ARTIST Kevin Gates
ALBUM Stranger Than Fiction
LABEL Bread Winners Association
RELEASE DATE 17.7.2013
8.6 | 10
You ain’t got to have a pussy to be a hoe. A hoe is somebody that wants attention from another man. You got a lot of hoes with dicks out here, ya know. – “Die Bout It”
Baton Rouge rapper Kevin Gates has quickly climbed the hip-hop ladder to become one of the most promising young rappers today. With Stranger Than Fiction, Gates does nothing to slow his roll. If anything, Fiction is going to find Gates spitting his ferocious bars to a larger audience.
That Gates’ has been able to get this far is a testament to his drive and focus. He’s been at the rap game for 7 years now, releasing a steady stream of mixtapes over the years. After the success of his 2013 mixtape The Luca Brasi Story he signed a record deal with Atlantic Records, which for most under-the-radar rappers signals the end of their creative peak. Fortunately Gates doesn’t change one bit for his label, as Fiction finds Gates at his most confessional and emotive.
“4:30AM” served as the lead single of the album, and the song works as a microcosm of Fiction as a whole. While the rest of the world is either sleeping or coming down from a night of partying, Gates is “puking all of his insides” remembering a fatal shooting he’s tied to. While most rappers concern themselves with appearing “hard” or having “no worries,” Gates is comfortable showing himself to be as emotionally fucked up as the rest of us.
He is also able to balance the line between machismo rap and sincere pleas. On the Juicy J-assisted “Thinking With My Dick,” Gates raps about a woman who “ain’t too pretty in the face but she super thick. I’m just thinkin with my dick,” over a series of bleeps and bloops. It’s the closest thing 2013 has come to recreating the magic of “Bandz A Make Her Dance.” Elsewhere, Gates does more thinking with his other head, such as on the excellent “Smiling Faces.” The song is the type that Drake has spent his entire career trying to master.

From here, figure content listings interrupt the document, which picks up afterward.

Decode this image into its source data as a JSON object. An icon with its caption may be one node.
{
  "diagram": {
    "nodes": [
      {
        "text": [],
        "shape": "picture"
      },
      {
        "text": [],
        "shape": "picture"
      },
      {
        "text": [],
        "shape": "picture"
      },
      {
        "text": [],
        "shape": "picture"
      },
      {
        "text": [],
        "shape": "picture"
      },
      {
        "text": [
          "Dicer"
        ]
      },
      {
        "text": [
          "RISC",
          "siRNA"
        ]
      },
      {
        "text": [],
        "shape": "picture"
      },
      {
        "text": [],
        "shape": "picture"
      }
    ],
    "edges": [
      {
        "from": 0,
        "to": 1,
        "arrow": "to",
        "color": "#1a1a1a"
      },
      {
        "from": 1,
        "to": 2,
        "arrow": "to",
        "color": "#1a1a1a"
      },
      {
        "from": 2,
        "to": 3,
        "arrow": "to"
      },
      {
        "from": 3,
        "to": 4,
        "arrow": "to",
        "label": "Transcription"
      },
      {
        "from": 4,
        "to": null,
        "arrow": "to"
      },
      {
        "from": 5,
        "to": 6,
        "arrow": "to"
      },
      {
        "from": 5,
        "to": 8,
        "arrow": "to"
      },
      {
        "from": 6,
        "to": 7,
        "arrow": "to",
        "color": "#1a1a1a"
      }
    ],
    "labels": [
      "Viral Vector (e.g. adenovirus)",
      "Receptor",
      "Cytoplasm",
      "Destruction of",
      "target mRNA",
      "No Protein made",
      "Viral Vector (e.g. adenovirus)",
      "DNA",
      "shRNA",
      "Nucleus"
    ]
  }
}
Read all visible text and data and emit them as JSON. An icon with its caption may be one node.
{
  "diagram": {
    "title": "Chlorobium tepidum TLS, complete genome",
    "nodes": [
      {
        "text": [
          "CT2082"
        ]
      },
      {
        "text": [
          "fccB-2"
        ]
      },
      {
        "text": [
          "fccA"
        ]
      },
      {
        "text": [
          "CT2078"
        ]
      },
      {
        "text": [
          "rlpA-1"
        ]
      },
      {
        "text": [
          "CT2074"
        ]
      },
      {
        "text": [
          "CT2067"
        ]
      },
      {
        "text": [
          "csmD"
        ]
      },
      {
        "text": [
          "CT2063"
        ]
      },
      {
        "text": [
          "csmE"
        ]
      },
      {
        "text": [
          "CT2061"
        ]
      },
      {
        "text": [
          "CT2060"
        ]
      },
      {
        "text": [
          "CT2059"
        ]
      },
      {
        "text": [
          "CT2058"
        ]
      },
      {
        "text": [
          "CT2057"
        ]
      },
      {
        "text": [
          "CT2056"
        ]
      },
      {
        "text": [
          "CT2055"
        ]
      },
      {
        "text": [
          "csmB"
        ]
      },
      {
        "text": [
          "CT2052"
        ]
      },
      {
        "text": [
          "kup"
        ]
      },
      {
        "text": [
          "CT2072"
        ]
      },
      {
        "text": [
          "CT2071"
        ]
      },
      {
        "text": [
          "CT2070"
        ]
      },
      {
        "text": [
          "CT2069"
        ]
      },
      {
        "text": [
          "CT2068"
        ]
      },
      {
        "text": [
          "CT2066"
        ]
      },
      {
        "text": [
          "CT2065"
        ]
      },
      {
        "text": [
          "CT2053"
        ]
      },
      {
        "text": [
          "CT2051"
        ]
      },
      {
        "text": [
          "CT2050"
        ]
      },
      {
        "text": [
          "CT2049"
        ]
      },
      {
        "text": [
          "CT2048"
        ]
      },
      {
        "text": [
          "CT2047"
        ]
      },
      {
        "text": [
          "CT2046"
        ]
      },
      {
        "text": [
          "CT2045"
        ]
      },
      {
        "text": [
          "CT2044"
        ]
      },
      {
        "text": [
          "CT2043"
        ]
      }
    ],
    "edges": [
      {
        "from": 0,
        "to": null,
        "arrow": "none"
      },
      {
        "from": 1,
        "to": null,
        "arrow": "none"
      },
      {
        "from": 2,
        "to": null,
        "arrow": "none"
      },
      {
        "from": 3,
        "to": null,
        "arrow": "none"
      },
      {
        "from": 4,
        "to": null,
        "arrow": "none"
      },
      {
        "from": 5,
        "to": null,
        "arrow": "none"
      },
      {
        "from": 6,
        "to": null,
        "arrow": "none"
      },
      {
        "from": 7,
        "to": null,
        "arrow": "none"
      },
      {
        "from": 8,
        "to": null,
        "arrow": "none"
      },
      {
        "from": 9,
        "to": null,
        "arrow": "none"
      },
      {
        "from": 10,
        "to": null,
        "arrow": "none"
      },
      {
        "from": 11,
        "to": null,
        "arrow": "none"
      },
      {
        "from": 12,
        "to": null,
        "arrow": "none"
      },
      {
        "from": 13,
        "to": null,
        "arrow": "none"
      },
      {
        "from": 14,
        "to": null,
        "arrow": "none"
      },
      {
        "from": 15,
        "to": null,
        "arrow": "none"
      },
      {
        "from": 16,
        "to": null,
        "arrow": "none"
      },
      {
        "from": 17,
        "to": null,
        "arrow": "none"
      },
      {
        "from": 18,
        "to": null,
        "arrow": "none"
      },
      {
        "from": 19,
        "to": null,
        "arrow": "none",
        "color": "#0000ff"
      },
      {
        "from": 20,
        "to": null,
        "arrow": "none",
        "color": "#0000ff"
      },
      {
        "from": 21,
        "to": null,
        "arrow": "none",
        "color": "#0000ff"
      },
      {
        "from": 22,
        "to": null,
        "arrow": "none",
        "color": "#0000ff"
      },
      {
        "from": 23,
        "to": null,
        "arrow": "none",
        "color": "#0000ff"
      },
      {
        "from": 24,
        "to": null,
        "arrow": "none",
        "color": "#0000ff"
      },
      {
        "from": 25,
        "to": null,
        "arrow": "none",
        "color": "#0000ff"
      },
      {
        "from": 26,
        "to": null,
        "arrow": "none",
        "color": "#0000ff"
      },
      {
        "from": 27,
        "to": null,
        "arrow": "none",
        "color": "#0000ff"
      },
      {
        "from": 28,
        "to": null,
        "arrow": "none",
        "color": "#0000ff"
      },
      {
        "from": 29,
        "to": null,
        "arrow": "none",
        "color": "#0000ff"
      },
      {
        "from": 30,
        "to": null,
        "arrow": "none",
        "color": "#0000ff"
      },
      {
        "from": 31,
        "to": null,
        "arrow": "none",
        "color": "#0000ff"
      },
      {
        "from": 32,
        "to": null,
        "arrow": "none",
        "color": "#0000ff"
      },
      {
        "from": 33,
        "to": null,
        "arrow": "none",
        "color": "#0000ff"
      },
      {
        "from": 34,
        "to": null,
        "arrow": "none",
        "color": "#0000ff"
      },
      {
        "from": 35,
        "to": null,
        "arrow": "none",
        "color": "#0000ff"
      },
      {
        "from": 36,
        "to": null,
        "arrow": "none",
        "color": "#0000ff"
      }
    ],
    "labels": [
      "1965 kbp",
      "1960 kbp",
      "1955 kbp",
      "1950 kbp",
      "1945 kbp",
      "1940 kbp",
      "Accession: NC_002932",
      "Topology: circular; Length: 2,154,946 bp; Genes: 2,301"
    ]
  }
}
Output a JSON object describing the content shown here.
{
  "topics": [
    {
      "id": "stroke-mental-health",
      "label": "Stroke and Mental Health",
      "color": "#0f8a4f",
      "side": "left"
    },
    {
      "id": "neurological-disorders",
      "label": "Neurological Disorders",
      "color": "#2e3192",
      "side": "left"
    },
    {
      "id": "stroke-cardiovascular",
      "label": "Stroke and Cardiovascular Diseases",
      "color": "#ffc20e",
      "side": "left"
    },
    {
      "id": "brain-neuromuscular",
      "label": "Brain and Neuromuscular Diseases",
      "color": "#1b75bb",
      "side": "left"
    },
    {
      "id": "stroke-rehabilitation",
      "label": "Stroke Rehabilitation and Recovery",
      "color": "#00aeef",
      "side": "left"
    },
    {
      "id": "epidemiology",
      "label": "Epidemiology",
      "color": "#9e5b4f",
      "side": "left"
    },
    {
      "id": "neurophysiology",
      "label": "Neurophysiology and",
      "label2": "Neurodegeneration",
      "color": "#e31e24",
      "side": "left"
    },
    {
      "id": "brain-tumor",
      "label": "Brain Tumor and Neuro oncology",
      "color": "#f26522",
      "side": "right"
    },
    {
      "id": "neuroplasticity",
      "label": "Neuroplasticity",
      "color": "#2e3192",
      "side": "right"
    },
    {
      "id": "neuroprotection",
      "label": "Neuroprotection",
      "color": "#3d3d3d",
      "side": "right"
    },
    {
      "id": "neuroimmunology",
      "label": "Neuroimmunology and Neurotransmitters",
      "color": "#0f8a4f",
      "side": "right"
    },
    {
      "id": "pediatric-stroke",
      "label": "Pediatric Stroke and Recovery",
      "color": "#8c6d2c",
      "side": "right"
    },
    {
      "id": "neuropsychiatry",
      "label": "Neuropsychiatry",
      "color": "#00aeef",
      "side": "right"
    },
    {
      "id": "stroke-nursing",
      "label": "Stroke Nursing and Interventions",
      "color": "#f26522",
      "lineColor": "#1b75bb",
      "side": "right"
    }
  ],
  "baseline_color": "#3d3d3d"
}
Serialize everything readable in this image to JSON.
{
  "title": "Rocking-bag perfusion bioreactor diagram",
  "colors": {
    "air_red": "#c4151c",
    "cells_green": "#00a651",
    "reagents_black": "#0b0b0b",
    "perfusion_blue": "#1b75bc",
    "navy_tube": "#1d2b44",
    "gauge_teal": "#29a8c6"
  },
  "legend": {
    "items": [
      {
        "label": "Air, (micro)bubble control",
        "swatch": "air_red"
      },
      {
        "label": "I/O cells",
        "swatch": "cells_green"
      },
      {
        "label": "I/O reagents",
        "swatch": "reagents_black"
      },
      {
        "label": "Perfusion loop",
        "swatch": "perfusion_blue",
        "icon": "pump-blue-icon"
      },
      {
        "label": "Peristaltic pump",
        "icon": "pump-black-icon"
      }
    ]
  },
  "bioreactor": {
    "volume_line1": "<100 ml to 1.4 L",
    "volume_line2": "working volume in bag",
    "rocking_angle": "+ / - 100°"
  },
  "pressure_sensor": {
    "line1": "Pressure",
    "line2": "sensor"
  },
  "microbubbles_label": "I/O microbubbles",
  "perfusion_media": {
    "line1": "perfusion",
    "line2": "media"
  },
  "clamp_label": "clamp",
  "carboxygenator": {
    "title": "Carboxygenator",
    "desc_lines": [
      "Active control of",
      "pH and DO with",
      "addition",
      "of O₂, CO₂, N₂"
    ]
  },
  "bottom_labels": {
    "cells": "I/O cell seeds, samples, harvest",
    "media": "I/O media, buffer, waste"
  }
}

But where Drake loses credibility courtesy of his Degrassi days, Gates’ relatively unknown past adds a layer of menace to his lyrics. “Faces” is another track that has Gates expressing his vulnerability, where he raps “I need a woman to hold me, help me forget all my problems.” It’s a complete 180 from “Thinking With My Dick,” with Gates more than willing to let his woman be the one providing shelter and security. Later on in the song, he gives a nod to Drake when he raps, “It’s 5 AM in Toronto but she down here for college.” It’s right after that where Gates delivers perhaps his greatest moment on the album, as he furiously raps (shouts), “My anxiety be fucking with me. Every bitch I’m with find out I ain’t shit after three weeks of just fuckin’ with me.” By the time you finish listening to Fiction, it becomes apparent that the prospect of losing everything in the flash of an eye is one Gates has examined many times before. And it’s that fear that’s driven him to this point.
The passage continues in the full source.